27.2.2010
FR
Journal officiel de l'Union européenne
C 51/35
Recours introduit le 11 décembre 2009 — Inovis/OHMI — Sonaecom (INOVIS)
(Affaire T-502/09)
2010/C 51/68
Langue de dépôt du recours: l'anglais
Parties
Partie requérante: Inovis, Inc. (Alpharetta, État-Unis) (représentants: R. Black et B. Ladas, solicitors)
Partie défenderesse: Office de l’harmonisation dans le marché intérieur (marques, dessins et modèles)
Autre partie devant la chambre de recours: Sonaecom — serviços de Communicaçoes, S.A. (Maia, Portugal)
Conclusions de la partie requérante
—
Annuler la décision de la chambre de recours de l’office de l’harmonisation dans le marché intérieur (marques, dessins et modèles) du 14 septembre 2009 dans l’affaire R 1691/2008-1;
—
ordonner à la chambre de recours d’enregistrer la demande de marque communautaire; et
—
condamner la partie défenderesse à supporter ses propres dépens et ceux de la partie requérante.

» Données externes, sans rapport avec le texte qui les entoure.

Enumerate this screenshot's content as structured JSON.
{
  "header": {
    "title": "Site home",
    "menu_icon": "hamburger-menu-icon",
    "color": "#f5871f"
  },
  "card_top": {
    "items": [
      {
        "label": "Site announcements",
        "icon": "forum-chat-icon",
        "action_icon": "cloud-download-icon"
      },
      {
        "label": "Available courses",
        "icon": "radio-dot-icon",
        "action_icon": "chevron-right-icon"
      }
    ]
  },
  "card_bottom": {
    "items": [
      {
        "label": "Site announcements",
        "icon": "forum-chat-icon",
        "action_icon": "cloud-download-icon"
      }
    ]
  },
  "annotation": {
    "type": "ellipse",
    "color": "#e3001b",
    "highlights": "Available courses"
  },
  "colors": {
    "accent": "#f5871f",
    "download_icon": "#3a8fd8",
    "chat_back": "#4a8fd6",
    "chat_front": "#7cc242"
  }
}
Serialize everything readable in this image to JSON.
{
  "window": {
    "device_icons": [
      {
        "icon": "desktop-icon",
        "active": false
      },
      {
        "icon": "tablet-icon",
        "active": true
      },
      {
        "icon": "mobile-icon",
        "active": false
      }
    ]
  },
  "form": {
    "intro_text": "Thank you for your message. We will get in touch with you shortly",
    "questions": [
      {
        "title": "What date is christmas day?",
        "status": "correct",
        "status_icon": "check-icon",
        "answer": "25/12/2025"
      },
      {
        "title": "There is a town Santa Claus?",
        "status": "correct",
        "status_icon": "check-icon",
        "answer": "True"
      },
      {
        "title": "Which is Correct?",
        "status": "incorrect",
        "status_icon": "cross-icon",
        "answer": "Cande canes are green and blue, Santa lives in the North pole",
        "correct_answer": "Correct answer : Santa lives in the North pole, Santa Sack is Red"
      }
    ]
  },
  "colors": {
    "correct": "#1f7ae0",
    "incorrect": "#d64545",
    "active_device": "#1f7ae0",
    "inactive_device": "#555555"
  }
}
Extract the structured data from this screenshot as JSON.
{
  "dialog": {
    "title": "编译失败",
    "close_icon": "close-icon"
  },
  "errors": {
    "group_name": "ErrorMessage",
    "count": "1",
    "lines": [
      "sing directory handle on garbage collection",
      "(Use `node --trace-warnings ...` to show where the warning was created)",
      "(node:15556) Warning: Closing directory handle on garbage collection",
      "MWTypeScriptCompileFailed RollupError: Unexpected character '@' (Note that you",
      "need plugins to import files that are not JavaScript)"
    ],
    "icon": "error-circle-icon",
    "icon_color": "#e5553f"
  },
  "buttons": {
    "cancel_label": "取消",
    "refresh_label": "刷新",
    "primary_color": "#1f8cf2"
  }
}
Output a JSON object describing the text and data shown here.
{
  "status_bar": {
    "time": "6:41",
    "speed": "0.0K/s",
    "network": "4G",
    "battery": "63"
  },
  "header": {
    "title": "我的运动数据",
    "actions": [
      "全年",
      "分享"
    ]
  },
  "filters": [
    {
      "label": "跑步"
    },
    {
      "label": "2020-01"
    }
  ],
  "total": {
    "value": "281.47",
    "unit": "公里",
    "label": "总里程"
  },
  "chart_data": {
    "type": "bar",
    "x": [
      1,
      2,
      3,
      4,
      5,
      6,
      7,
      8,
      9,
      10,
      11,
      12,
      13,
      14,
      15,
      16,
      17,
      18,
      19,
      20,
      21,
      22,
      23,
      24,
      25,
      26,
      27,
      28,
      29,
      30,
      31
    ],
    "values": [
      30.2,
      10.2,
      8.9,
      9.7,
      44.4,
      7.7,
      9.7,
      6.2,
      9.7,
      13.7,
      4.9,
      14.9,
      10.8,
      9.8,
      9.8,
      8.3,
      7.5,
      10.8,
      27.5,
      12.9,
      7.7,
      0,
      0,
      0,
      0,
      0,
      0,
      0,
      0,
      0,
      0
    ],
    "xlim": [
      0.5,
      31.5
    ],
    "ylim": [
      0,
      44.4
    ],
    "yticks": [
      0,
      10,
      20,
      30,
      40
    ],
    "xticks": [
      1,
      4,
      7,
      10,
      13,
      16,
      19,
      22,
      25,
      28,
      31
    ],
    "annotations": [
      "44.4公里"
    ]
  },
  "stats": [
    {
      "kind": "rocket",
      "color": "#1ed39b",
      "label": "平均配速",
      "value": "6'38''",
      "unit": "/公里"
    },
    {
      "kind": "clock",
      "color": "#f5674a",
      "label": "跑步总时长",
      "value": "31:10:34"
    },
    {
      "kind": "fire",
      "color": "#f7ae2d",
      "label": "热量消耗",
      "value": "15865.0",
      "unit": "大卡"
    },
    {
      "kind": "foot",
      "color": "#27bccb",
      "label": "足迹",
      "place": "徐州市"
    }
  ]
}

Moyens et principaux arguments
Demandeur de la marque communautaire: la partie requérante
Marque communautaire concernée: la marque verbale «INOVIS», pour des produits et services des classes 9, 35, 38 et 42
Titulaire de la marque ou du signe invoqué à l'appui de l'opposition: l’autre partie à la procédure devant la chambre de recours
Marque ou signe invoqué à l'appui de l'opposition: la marque verbale portugaise «NOVIS», enregistrée pour des produits et services des classes 9, 35, 37, 38, 41 et 42
Décision de la division d’annulation: accueil de l’opposition
Décision de la chambre de recours: rejet du recours
Moyens invoqués: violation de l’article 8, paragraphe 1, sous b), du règlement no 207/2009 en ce que la chambre de recours a, à tort: i) méconnu les nettes différences entre les produits et services que désignent respectivement les marques en cause et, notamment, en considérant, à tort, que la marque antérieure couvrait les classes 9 et 42, alors que l’Office portugais des marques avait refusé l’enregistrement pour ces classes et que, de toute façon, un tel enregistrement n’a pas été établi dans le cadre de la procédure; ii) méconnu les différences conceptuelles entre les marques en cause; et (iii) considéré qu’il existait un risque de confusion entre les marques en cause.